Congressional Leadership Fund plans to parachute into the southwestern Pennsylvania seat and deploy its voter turnout operation to bolster Republican nominee Rick Saccone, a state representative, in the March 13 contest. The race was triggered last fall after Republican Tim Murphy was forced to resign from Congress amid a sex scandal.
“This special election is very simple. There are two stark choices: Nancy Pelosi’s handpicked candidate who will be nothing more than a foot soldier in her liberal war on America, or a proven Conservative who will stand for Pennsylvania families and their values,” Corry Bliss, CLF executive director, said in a statement provided to the Washington Examiner.

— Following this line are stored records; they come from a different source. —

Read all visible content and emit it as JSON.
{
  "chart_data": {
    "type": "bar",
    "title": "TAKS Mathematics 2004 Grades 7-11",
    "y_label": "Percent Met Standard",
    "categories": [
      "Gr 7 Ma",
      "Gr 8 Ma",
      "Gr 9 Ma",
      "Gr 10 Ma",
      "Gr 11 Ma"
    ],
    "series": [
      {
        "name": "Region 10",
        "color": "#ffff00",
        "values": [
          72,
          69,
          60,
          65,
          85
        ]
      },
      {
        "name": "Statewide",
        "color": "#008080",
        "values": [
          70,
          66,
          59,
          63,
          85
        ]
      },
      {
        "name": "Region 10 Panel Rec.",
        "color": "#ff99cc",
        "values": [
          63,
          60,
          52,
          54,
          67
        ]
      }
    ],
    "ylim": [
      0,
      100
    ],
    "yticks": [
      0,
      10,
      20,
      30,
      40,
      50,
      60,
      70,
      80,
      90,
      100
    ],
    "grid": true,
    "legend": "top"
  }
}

Conor Lamb, an attorney and military veteran, is running for the Democrats.
President Trump won the 18th district by nearly 20 percentage points in 2016, and Republicans are expected to hold the seat. But despite the Republicans winning all five special House elections last year, GOP turnout in some of last year’s special elections was down, and Democratic turnout juiced. That was the case even in seats drawn to protect Republican incumbents.
CLF isn’t taking any chances. The group opened temporary field offices in 2017 in Georgia’s Sixth Congressional District, and in Montana for the state’s at-large seat, during special election campaigns there. It’s now doing the same in Pennsylvania’s 18th. The group’s effort was set to begin this week, with 50 paid, full-time door-knockers targeting 250,000 homes through Election Day.
Overseeing CLF’s two field offices is the super PAC’s data director, who will work from the 18th District for the next three months.
The group has budgeted $100 million for the 2018 election cycle on a ground game and advertising program to help Republicans protect the House majority. With the opening of eight new offices this month, CLF will be operating a total of 27 permanent field offices, with 8 more expected by June.
Meredith Kelly, spokeswoman for the Democratic Congressional Campaign Committee, dismissed CLF’s ground game as a “threadbare field operation.”